Gott verspricht Paulus seine Gnade und seine Kraft in der Schwachheit. Damit war Paulus ein Beispiel für die Kraft Gottes, die trotz aller Schwäche und ungelöster Probleme zur Geltung kommen kann. Natürlich wünsche ich mir ein Leben mit möglichst wenig Problemen, ohne Krankheit, Leiden und Schwachstellen. Vielleicht geht es dir da ja wie mir und vielleicht klagst du Gott sogar an, weil du mit Problemen, Krankheit, Leiderfahrungen und Schwachheit zu kämpfen hast und Gott noch nichts unternommen hat. Aber Gott ist bei dir und hört dich. Vielleicht möchte Gott gerade diese Schwachheit benutzen, also das, was dir Probleme macht, um dir und anderen seine Macht und Herrlichkeit zu zeigen.

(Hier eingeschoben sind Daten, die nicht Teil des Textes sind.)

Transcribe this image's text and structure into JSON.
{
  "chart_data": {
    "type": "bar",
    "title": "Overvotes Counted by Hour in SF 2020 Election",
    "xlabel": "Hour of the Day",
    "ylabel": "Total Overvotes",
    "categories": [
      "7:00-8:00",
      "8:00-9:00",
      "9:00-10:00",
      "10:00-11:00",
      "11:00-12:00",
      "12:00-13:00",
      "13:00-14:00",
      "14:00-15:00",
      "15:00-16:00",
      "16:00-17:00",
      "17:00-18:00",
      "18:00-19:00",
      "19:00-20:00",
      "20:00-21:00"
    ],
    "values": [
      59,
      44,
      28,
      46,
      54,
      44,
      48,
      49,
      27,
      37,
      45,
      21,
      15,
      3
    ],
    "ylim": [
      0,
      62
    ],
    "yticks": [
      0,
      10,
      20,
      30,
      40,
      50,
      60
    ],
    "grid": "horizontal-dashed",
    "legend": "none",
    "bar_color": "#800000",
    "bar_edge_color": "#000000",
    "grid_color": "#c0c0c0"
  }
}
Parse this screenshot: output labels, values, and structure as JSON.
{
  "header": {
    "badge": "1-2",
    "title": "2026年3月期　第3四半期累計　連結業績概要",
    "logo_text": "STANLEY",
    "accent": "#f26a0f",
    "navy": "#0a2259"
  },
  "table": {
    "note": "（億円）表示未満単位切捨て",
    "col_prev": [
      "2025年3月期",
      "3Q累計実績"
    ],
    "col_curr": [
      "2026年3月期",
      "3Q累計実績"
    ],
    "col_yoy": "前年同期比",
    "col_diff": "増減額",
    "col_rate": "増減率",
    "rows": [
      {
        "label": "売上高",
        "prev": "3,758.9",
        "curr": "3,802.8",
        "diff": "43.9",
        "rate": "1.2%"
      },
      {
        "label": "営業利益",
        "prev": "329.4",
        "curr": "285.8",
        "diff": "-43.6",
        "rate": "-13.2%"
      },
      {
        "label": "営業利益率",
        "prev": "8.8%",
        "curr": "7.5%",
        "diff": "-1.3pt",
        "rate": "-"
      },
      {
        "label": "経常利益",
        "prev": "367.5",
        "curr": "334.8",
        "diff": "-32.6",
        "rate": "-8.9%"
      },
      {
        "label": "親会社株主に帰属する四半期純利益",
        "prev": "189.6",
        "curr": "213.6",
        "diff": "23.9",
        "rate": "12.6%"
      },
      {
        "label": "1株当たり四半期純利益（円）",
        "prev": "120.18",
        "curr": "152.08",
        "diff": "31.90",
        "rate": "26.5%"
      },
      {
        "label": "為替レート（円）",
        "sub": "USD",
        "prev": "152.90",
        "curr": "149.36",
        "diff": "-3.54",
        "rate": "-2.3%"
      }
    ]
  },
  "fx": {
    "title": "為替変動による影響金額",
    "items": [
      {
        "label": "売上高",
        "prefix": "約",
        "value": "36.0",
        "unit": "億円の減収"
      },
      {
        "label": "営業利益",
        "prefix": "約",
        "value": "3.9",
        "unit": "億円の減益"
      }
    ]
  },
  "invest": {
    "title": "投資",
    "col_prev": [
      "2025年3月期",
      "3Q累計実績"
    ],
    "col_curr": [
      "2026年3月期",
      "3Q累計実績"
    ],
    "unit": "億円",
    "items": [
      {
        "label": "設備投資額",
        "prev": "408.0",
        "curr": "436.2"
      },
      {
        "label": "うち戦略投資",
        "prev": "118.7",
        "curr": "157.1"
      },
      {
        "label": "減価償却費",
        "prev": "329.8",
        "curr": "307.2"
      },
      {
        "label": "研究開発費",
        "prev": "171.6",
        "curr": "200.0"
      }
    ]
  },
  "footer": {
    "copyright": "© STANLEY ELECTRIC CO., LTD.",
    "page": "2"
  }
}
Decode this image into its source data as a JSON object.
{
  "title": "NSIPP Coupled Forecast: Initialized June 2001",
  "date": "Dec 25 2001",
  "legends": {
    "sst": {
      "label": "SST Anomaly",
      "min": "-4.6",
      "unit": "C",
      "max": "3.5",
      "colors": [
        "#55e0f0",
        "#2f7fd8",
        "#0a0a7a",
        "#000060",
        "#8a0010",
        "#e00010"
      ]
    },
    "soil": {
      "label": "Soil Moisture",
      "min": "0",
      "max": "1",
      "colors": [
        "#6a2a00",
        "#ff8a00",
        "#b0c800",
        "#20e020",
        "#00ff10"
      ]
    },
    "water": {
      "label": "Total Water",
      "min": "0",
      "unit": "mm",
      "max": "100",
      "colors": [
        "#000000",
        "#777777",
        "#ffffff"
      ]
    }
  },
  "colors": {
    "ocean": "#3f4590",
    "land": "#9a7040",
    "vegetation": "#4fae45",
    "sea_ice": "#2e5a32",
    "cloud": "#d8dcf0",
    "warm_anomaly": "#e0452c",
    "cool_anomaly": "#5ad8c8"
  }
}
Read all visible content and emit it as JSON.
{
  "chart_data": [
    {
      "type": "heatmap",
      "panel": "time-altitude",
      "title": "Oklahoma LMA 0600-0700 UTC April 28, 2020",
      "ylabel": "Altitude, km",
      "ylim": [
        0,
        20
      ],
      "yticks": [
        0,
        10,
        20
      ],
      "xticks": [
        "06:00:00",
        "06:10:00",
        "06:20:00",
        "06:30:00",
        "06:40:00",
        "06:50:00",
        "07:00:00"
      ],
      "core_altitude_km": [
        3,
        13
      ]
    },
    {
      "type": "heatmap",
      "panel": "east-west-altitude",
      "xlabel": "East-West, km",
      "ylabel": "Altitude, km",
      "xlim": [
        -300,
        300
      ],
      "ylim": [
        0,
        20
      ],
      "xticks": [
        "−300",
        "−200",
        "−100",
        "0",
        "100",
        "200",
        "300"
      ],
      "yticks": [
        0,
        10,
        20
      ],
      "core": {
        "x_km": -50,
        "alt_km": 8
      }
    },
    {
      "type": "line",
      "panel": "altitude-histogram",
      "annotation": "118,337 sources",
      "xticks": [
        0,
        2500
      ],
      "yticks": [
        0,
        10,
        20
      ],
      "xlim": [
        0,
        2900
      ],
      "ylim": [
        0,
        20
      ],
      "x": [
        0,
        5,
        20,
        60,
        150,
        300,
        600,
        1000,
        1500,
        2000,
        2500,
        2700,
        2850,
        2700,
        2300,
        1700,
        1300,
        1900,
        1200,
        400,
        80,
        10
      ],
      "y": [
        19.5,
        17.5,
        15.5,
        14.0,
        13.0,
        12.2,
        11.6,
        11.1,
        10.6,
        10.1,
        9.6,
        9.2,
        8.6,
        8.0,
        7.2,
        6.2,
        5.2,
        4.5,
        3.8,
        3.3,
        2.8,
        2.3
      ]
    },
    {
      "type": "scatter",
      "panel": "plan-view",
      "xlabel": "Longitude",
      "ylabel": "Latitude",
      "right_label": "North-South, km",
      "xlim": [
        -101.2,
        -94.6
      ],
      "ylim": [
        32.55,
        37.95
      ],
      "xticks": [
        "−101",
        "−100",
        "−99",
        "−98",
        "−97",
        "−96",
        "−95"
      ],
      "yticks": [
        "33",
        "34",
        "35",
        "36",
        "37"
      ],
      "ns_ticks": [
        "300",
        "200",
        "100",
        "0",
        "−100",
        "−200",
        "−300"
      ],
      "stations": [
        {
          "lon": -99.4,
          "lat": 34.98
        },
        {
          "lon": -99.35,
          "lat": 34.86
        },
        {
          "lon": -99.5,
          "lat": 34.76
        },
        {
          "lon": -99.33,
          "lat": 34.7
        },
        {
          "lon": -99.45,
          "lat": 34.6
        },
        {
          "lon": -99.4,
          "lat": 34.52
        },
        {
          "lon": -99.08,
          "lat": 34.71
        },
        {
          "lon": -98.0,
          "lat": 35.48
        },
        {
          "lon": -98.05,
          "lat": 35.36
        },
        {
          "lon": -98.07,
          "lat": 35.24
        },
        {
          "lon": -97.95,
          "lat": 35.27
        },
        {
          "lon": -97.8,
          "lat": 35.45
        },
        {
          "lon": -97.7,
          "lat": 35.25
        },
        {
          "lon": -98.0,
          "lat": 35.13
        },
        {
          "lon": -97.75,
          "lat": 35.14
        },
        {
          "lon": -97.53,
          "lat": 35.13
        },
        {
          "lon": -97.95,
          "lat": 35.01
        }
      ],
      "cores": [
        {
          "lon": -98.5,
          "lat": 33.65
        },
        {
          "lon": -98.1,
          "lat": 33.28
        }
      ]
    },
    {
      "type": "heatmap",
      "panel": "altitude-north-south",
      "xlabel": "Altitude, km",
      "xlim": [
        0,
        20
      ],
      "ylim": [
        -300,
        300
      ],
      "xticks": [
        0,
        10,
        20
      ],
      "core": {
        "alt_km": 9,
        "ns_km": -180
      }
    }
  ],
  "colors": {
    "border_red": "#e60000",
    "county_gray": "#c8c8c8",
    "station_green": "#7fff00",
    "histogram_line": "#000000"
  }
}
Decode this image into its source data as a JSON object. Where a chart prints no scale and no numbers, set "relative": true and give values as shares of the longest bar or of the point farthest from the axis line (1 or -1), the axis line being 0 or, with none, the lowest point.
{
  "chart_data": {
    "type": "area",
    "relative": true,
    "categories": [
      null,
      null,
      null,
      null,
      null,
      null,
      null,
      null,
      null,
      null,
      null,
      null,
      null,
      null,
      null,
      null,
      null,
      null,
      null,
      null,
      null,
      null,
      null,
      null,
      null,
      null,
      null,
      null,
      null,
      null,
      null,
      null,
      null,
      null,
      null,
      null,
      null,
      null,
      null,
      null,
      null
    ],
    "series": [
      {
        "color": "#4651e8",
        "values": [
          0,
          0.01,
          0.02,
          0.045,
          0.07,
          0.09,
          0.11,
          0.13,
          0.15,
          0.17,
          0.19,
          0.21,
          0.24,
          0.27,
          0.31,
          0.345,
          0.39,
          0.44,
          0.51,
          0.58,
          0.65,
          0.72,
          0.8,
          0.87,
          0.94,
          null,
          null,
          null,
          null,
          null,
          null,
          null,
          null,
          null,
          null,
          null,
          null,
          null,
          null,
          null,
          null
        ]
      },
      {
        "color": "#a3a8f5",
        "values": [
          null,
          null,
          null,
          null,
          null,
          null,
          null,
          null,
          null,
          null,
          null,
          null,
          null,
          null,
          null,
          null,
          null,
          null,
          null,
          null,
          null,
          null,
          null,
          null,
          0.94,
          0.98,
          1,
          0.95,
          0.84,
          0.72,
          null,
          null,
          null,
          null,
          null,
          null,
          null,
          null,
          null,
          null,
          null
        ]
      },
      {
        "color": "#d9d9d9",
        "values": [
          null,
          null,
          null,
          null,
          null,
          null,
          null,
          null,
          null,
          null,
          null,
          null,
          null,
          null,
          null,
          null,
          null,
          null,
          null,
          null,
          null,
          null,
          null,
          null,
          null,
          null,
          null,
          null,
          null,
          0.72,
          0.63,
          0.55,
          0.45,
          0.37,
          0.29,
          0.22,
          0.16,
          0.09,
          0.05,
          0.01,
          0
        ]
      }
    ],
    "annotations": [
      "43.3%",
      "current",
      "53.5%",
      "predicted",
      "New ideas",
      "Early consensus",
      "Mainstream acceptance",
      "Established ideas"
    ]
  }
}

Wenn ich so zurückdenke, haben mich am meisten die Menschen beeindruckt, an denen ich genau das beobachtet habe. Menschen, an denen Gottes Kraft wirksam wurde. Menschen die in ihrer Schwachheit Glaube, in zwischenmenschlichen Problemen Liebe und noch im Sterben Hoffnung hatten. Gott beschenkt die Menschen, die mit leeren Händen vor ihm stehen.